Towards real-time unsupervised monocular depth estimation on CPU (1806.11430v3)

Published 29 Jun 2018 in cs.CV and cs.RO

Abstract: Unsupervised depth estimation from a single image is a very attractive technique with several implications in robotic, autonomous navigation, augmented reality and so on. This topic represents a very challenging task and the advent of deep learning enabled to tackle this problem with excellent results. However, these architectures are extremely deep and complex. Thus, real-time performance can be achieved only by leveraging power-hungry GPUs that do not allow to infer depth maps in application fields characterized by low-power constraints. To tackle this issue, in this paper we propose a novel architecture capable to quickly infer an accurate depth map on a CPU, even of an embedded system, using a pyramid of features extracted from a single input image. Similarly to state-of-the-art, we train our network in an unsupervised manner casting depth estimation as an image reconstruction problem. Extensive experimental results on the KITTI dataset show that compared to the top performing approach our network has similar accuracy but a much lower complexity (about 6% of parameters) enabling to infer a depth map for a KITTI image in about 1.7 s on the Raspberry Pi 3 and at more than 8 Hz on a standard CPU. Moreover, by trading accuracy for efficiency, our network allows to infer maps at about 2 Hz and 40 Hz respectively, still being more accurate than most state-of-the-art slower methods. To the best of our knowledge, it is the first method enabling such performance on CPUs paving the way for effective deployment of unsupervised monocular depth estimation even on embedded systems.

Citations (154)

View on Semantic Scholar

Summary

The paper introduces PyD-Net, a novel pyramidal architecture that achieves accurate depth estimation on CPUs using approximately 6% of the parameters of standard CNNs.
The paper demonstrates PyD-Net’s practicality with runtimes of about 1.7 seconds per image on ARM CPUs and over 8 Hz on x86 systems, validated on the KITTI dataset.
The paper highlights the potential for deploying low-power, real-time depth estimation in embedded systems, expanding applications in robotics, autonomous navigation, and augmented reality.

Real-Time Unsupervised Monocular Depth Estimation on CPU

In recent years, unsupervised monocular depth estimation—particularly through deep learning—has become a prominent area of research due to its diverse potential applications in robotics, autonomous navigation, and augmented reality. This paper addresses a significant gap in this domain: the challenge of real-time processing on resource-constrained environments, such as CPUs, particularly those in embedded systems. The proposed solution is PyD-Net, a novel network architecture designed to infer accurate depth maps efficiently without the dependency on power-intensive GPUs.
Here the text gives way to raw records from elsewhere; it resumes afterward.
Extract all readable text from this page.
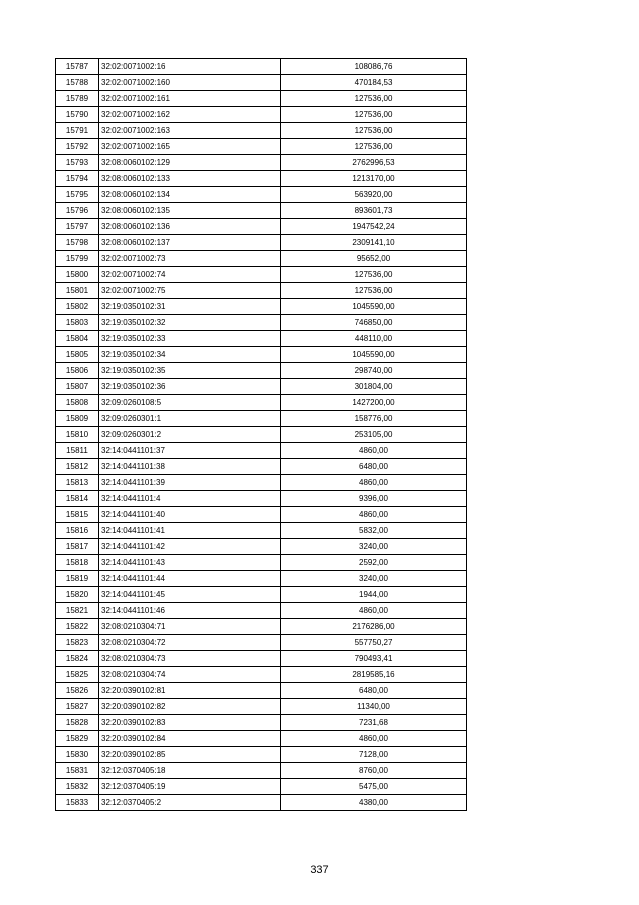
15787	32:02:0071002:16	108086,76
15788	32:02:0071002:160	470184,53
15789	32:02:0071002:161	127536,00
15790	32:02:0071002:162	127536,00
15791	32:02:0071002:163	127536,00
15792	32:02:0071002:165	127536,00
15793	32:08:0060102:129	2762996,53
15794	32:08:0060102:133	1213170,00
15795	32:08:0060102:134	563920,00
15796	32:08:0060102:135	893601,73
15797	32:08:0060102:136	1947542,24
15798	32:08:0060102:137	2309141,10
15799	32:02:0071002:73	95652,00
15800	32:02:0071002:74	127536,00
15801	32:02:0071002:75	127536,00
15802	32:19:0350102:31	1045590,00
15803	32:19:0350102:32	746850,00
15804	32:19:0350102:33	448110,00
15805	32:19:0350102:34	1045590,00
15806	32:19:0350102:35	298740,00
15807	32:19:0350102:36	301804,00
15808	32:09:0260108:5	1427200,00
15809	32:09:0260301:1	158776,00
15810	32:09:0260301:2	253105,00
15811	32:14:0441101:37	4860,00
15812	32:14:0441101:38	6480,00
15813	32:14:0441101:39	4860,00
15814	32:14:0441101:4	9396,00
15815	32:14:0441101:40	4860,00
15816	32:14:0441101:41	5832,00
15817	32:14:0441101:42	3240,00
15818	32:14:0441101:43	2592,00
15819	32:14:0441101:44	3240,00
15820	32:14:0441101:45	1944,00
15821	32:14:0441101:46	4860,00
15822	32:08:0210304:71	2176286,00
15823	32:08:0210304:72	557750,27
15824	32:08:0210304:73	790493,41
15825	32:08:0210304:74	2819585,16
15826	32:20:0390102:81	6480,00
15827	32:20:0390102:82	11340,00
15828	32:20:0390102:83	7231,68
15829	32:20:0390102:84	4860,00
15830	32:20:0390102:85	7128,00
15831	32:12:0370405:18	8760,00
15832	32:12:0370405:19	5475,00
15833	32:12:0370405:2	4380,00
337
The traditional obstacle in depth estimation models involves the substantial complexity and computational requirements of state-of-the-art Convolutional Neural Networks (CNNs), which make real-time performance predominantly restricted to high-power GPUs. However, many applications, especially those with stringent power constraints (e.g., UAVs, wearable devices), necessitate efficient CPU-based processing. PyD-Net emerges as a noteworthy solution with a significantly reduced computational footprint—utilizing approximately 6% of the parameters of leading approaches while maintaining comparable accuracy. This efficiency is achieved through a pyramidal architecture, which processes multiple resolutions of image features, refining the depth map progressively from coarse to fine levels.
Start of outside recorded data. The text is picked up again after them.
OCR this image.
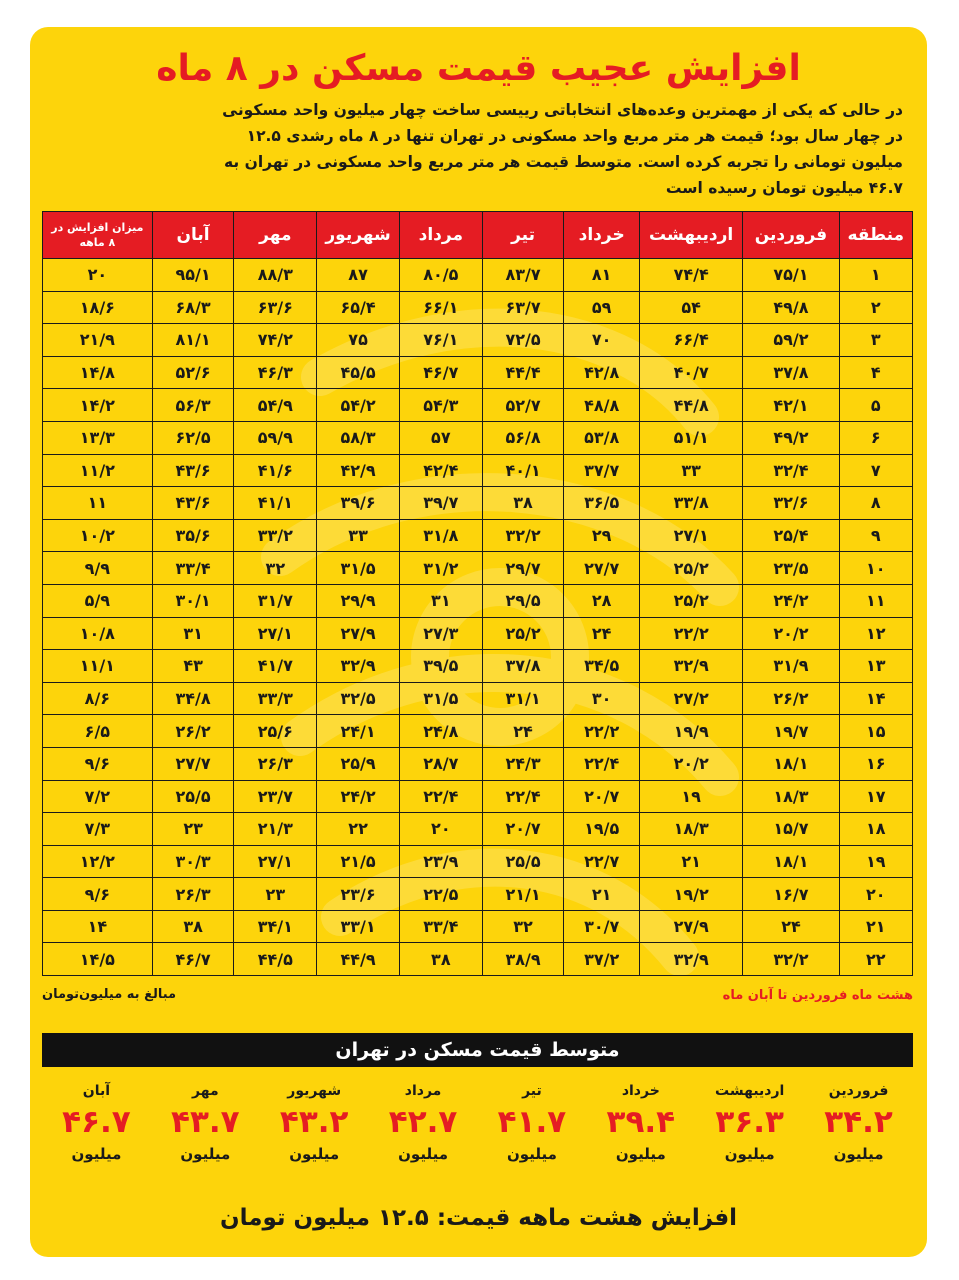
افزایش عجیب قیمت مسکن در ۸ ماه

در حالی که یکی از مهمترین وعده‌های انتخاباتی رییسی ساخت چهار میلیون واحد مسکونی در چهار سال بود؛ قیمت هر متر مربع واحد مسکونی در تهران تنها در ۸ ماه رشدی ۱۲.۵ میلیون تومانی را تجربه کرده است. متوسط قیمت هر متر مربع واحد مسکونی در تهران به ۴۶.۷ میلیون تومان رسیده است

منطقه	فروردین	اردیبهشت	خرداد	تیر	مرداد	شهریور	مهر	آبان	میزان افزایش در ۸ ماهه
۱	۷۵/۱	۷۴/۴	۸۱	۸۳/۷	۸۰/۵	۸۷	۸۸/۳	۹۵/۱	۲۰
۲	۴۹/۸	۵۴	۵۹	۶۳/۷	۶۶/۱	۶۵/۴	۶۳/۶	۶۸/۳	۱۸/۶
۳	۵۹/۲	۶۶/۴	۷۰	۷۲/۵	۷۶/۱	۷۵	۷۴/۲	۸۱/۱	۲۱/۹
۴	۳۷/۸	۴۰/۷	۴۲/۸	۴۴/۴	۴۶/۷	۴۵/۵	۴۶/۳	۵۲/۶	۱۴/۸
۵	۴۲/۱	۴۴/۸	۴۸/۸	۵۲/۷	۵۴/۳	۵۴/۲	۵۴/۹	۵۶/۳	۱۴/۲
۶	۴۹/۲	۵۱/۱	۵۳/۸	۵۶/۸	۵۷	۵۸/۳	۵۹/۹	۶۲/۵	۱۳/۳
۷	۳۲/۴	۳۳	۳۷/۷	۴۰/۱	۴۲/۴	۴۲/۹	۴۱/۶	۴۳/۶	۱۱/۲
۸	۳۲/۶	۳۳/۸	۳۶/۵	۳۸	۳۹/۷	۳۹/۶	۴۱/۱	۴۳/۶	۱۱
۹	۲۵/۴	۲۷/۱	۲۹	۳۲/۲	۳۱/۸	۳۳	۳۳/۲	۳۵/۶	۱۰/۲
۱۰	۲۳/۵	۲۵/۲	۲۷/۷	۲۹/۷	۳۱/۲	۳۱/۵	۳۲	۳۳/۴	۹/۹
۱۱	۲۴/۲	۲۵/۲	۲۸	۲۹/۵	۳۱	۲۹/۹	۳۱/۷	۳۰/۱	۵/۹
۱۲	۲۰/۲	۲۲/۲	۲۴	۲۵/۲	۲۷/۳	۲۷/۹	۲۷/۱	۳۱	۱۰/۸
۱۳	۳۱/۹	۳۲/۹	۳۴/۵	۳۷/۸	۳۹/۵	۳۲/۹	۴۱/۷	۴۳	۱۱/۱
۱۴	۲۶/۲	۲۷/۲	۳۰	۳۱/۱	۳۱/۵	۳۲/۵	۳۳/۳	۳۴/۸	۸/۶
۱۵	۱۹/۷	۱۹/۹	۲۲/۲	۲۴	۲۴/۸	۲۴/۱	۲۵/۶	۲۶/۲	۶/۵
۱۶	۱۸/۱	۲۰/۲	۲۲/۴	۲۴/۳	۲۸/۷	۲۵/۹	۲۶/۳	۲۷/۷	۹/۶
۱۷	۱۸/۳	۱۹	۲۰/۷	۲۲/۴	۲۲/۴	۲۴/۲	۲۳/۷	۲۵/۵	۷/۲
۱۸	۱۵/۷	۱۸/۳	۱۹/۵	۲۰/۷	۲۰	۲۲	۲۱/۳	۲۳	۷/۳
۱۹	۱۸/۱	۲۱	۲۲/۷	۲۵/۵	۲۳/۹	۲۱/۵	۲۷/۱	۳۰/۳	۱۲/۲
۲۰	۱۶/۷	۱۹/۲	۲۱	۲۱/۱	۲۲/۵	۲۳/۶	۲۳	۲۶/۳	۹/۶
۲۱	۲۴	۲۷/۹	۳۰/۷	۳۲	۳۳/۴	۳۳/۱	۳۴/۱	۳۸	۱۴
۲۲	۳۲/۲	۳۲/۹	۳۷/۲	۳۸/۹	۳۸	۴۴/۹	۴۴/۵	۴۶/۷	۱۴/۵
مبالغ به میلیون‌تومان	هشت ماه فروردین تا آبان ماه
متوسط قیمت مسکن در تهران
فروردین
۳۴.۲
میلیون
اردیبهشت
۳۶.۳
میلیون
خرداد
۳۹.۴
میلیون
تیر
۴۱.۷
میلیون
مرداد
۴۲.۷
میلیون
شهریور
۴۳.۲
میلیون
مهر
۴۳.۷
میلیون
آبان
۴۶.۷
میلیون
افزایش هشت ماهه قیمت: ۱۲.۵ میلیون تومان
The paper provides an extensive evaluation of the PyD-Net architecture on the KITTI dataset under unsupervised training conditions. It demonstrates that PyD-Net can generate depth maps with accuracy comparable to state-of-the-art models, using only a fraction of resources in terms of execution time and memory requirements. The network achieves a remarkable runtime of about 1.7 seconds per image on an ARM CPU (Raspberry Pi 3), compared to over 10 seconds required by traditional models, and over 8 Hz on a standard x86 CPU. Furthermore, it offers flexibility in trading minor accuracy reductions for substantial efficiency gains, with performance speeds of approximately 2 Hz and 40 Hz at varying accuracy levels.

The implications of the proposed framework are profound for both theoretical and practical domains. Practically, it enables the deployment of monocular depth estimation in low-power contexts that were previously impractical due to hardware constraints. Theoretically, it suggests the potential for further architectural innovations in deep learning models that embrace a pyramidal processing paradigm, thus reducing computational and memory burdens. The pyramidal feature extraction and multi-scale depth estimation adopt a strategy akin to optical flow estimations in computer vision, reinforcing the versatility of pyramid-based architectures.

For future development, the paper hints at potential advancements in deploying PyD-Net on specialized low-power vision processing units like the Intel Movidius NCS, which could further widen its application scope in constrained environments. This step would mark a critical stride forward, paving the way for sophisticated autonomy in embedded systems.

Overall, the research presented in this paper provides a compelling argument for the curation of specialized yet efficient deep learning architectures which can adapt to constrained computational settings, thereby expanding the reach and applicability of AI-driven vision systems beyond the confines of traditional high-power, GPU-reliant approaches.